165Não se pode considerar nesse raciocínio, para essa análise específica, a intervenção dos demais sujeitos do processo, pois, como é sabido, a comprovação dos fatos alegados pode vir para os autos pelas mãos da outra parte, de terceiros ou de ofício, pelo juiz, ante o seu poder instrutório.

Contudo, faz-se necessária a exposição de uma outra visão a respeito do ônus da prova e o risco da prova frustrada.

Como foi afirmado anteriormente, a lei processual civil, ao disciplinar e distribuir o ônus da prova, não estabelece expressamente sua consequência, a respectiva sanção processual, fixando apenas o ônus de agir de uma forma ou de outra quanto à matéria probatória, daí ser denominado por alguns como regra de conduta ou procedimento.

Há quem sustente que essa norma relativa ao ônus da prova, na realidade, não consiste em um verdadeiro e próprio ônus, uma vez que a ausência do cumprimento do comportamento prescrito pela norma, além de não estar expresso, não determina automaticamente a não obtenção do interesse perseguido, pois tanto a demanda quanto a exceção podem ser acolhidas assim mesmo.

Pode-se falar então de um risco da ausência de prova a cargo de uma ou outra parte. Contudo, para a aplicação da respectiva sanção - regra de juízo -, além desse indubitável risco relativo à ausência de prova, imperioso ainda conjugar um outro risco, o relativo à ausência de formação da convicção do juiz. Este último pode ser considerado fator determinante para a aplicação da regra do juízo. O primeiro não, diante do princípio da comunhão das provas, do fato da demanda ser fundada em fatos notórios etc.

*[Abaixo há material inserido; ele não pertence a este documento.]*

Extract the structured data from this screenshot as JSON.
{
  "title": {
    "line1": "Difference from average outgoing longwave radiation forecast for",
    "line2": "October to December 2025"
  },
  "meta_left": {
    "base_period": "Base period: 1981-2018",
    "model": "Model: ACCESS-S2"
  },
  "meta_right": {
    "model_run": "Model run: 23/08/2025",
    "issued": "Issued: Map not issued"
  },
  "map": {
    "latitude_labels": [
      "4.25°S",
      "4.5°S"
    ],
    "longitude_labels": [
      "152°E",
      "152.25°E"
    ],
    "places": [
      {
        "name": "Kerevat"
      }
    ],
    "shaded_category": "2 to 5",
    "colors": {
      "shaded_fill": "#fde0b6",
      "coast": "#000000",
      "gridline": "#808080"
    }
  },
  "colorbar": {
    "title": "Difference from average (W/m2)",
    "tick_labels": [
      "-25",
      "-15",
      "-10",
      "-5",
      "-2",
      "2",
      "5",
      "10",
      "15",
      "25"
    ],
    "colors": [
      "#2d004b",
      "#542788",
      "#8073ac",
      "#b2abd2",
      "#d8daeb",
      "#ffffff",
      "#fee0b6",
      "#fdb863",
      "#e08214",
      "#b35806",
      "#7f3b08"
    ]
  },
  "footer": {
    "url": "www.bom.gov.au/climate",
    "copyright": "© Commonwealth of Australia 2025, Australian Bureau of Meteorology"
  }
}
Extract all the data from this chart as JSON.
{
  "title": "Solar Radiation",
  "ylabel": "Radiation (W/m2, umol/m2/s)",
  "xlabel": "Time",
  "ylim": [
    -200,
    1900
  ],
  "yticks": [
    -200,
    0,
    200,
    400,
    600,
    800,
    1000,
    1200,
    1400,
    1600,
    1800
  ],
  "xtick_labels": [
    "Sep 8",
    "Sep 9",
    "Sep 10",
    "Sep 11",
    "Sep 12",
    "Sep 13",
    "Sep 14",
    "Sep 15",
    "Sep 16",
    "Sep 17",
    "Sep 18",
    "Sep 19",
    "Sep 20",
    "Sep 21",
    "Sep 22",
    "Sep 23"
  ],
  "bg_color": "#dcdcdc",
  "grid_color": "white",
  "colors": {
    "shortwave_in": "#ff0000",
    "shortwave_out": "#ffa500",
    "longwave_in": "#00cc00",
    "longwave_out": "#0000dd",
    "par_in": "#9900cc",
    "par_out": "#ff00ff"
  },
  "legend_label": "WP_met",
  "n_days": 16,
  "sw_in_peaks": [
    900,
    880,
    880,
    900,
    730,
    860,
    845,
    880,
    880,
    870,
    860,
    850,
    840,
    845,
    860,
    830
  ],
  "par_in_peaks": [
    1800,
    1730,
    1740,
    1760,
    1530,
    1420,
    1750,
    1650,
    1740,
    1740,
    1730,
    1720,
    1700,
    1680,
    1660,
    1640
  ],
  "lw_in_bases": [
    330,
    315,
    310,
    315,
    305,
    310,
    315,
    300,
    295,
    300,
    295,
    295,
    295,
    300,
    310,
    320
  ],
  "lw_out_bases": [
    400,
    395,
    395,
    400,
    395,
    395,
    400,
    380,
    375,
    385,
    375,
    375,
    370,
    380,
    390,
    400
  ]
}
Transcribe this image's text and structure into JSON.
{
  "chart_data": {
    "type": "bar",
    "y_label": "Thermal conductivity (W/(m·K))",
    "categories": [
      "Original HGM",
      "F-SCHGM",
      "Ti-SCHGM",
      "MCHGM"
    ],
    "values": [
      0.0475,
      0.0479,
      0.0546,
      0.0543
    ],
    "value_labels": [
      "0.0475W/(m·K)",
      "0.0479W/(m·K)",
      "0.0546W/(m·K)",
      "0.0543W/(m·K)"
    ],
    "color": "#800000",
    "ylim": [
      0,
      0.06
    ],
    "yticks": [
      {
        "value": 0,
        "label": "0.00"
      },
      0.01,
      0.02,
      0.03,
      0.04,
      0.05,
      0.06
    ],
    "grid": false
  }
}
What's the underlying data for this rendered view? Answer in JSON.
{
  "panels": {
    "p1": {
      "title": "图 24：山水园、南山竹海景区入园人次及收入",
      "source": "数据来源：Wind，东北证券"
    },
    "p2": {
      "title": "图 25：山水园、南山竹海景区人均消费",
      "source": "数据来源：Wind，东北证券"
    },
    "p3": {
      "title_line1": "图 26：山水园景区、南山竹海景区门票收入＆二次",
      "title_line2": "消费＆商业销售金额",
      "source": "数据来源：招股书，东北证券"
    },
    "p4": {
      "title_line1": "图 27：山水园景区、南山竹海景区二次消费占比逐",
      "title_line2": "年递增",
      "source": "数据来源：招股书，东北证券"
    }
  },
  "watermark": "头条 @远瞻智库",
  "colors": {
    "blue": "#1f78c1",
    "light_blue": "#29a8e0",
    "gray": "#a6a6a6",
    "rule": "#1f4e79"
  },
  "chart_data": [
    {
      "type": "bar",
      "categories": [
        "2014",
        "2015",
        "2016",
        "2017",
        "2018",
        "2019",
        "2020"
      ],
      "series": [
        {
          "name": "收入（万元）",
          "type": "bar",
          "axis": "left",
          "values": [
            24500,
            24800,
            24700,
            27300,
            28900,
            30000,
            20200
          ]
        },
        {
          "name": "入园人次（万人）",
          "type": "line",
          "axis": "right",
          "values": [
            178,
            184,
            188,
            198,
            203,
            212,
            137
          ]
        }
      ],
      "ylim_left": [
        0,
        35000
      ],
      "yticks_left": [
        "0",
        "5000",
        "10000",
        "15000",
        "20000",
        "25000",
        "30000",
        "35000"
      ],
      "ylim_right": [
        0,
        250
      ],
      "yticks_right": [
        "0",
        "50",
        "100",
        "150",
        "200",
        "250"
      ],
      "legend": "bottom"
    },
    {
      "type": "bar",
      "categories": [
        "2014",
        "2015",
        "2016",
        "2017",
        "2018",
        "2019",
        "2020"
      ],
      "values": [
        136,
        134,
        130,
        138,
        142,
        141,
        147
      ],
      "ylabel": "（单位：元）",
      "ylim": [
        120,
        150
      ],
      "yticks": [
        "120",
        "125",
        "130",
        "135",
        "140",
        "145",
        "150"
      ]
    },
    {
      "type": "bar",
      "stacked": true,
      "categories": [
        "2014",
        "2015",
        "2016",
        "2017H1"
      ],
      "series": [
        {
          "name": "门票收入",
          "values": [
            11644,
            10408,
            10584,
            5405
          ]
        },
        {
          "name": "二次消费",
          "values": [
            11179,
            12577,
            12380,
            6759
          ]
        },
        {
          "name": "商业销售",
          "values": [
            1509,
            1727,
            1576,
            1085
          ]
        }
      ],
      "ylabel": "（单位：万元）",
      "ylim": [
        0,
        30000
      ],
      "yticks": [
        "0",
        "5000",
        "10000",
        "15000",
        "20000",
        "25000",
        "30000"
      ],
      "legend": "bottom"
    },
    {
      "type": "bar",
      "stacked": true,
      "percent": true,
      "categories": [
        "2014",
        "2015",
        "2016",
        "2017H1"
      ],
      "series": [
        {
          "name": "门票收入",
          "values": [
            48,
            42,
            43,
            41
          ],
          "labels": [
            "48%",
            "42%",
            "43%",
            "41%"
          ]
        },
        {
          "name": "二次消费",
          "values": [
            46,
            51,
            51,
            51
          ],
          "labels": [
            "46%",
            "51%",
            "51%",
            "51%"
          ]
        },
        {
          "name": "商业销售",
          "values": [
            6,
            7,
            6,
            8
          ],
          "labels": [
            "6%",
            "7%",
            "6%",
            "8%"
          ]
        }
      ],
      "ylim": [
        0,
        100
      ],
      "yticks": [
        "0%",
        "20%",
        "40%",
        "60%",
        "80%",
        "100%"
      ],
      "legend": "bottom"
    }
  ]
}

Diante disso, quando a parte onerada não cumpre com seu respectivo ônus prescrito pela norma, quando não exerce sua faculdade em âmbito probatório, não significa que sua demanda ou sua defesa será obrigatoriamente rejeitada. Todavia, sua inércia implica um aumento significativo do risco de que essa venha a ser efetivamente rejeitada, tornando-se um evento mais provável que antes.

Na verdade, o risco é um elemento tão presente no tema do ônus da prova que mesmo quando a parte onerada cumpre com seu ônus, ou seja, exerce de forma plena sua faculdade em âmbito probatório, o risco faz-se presente, mesmo que em intensidade atenuada, pois a prova produzida passará pelo crivo valorativo do juiz no processo de formação de seu convencimento a respeito da matéria fática. Indiscutível, aliás, a natureza subjetiva do convencimento do magistrado.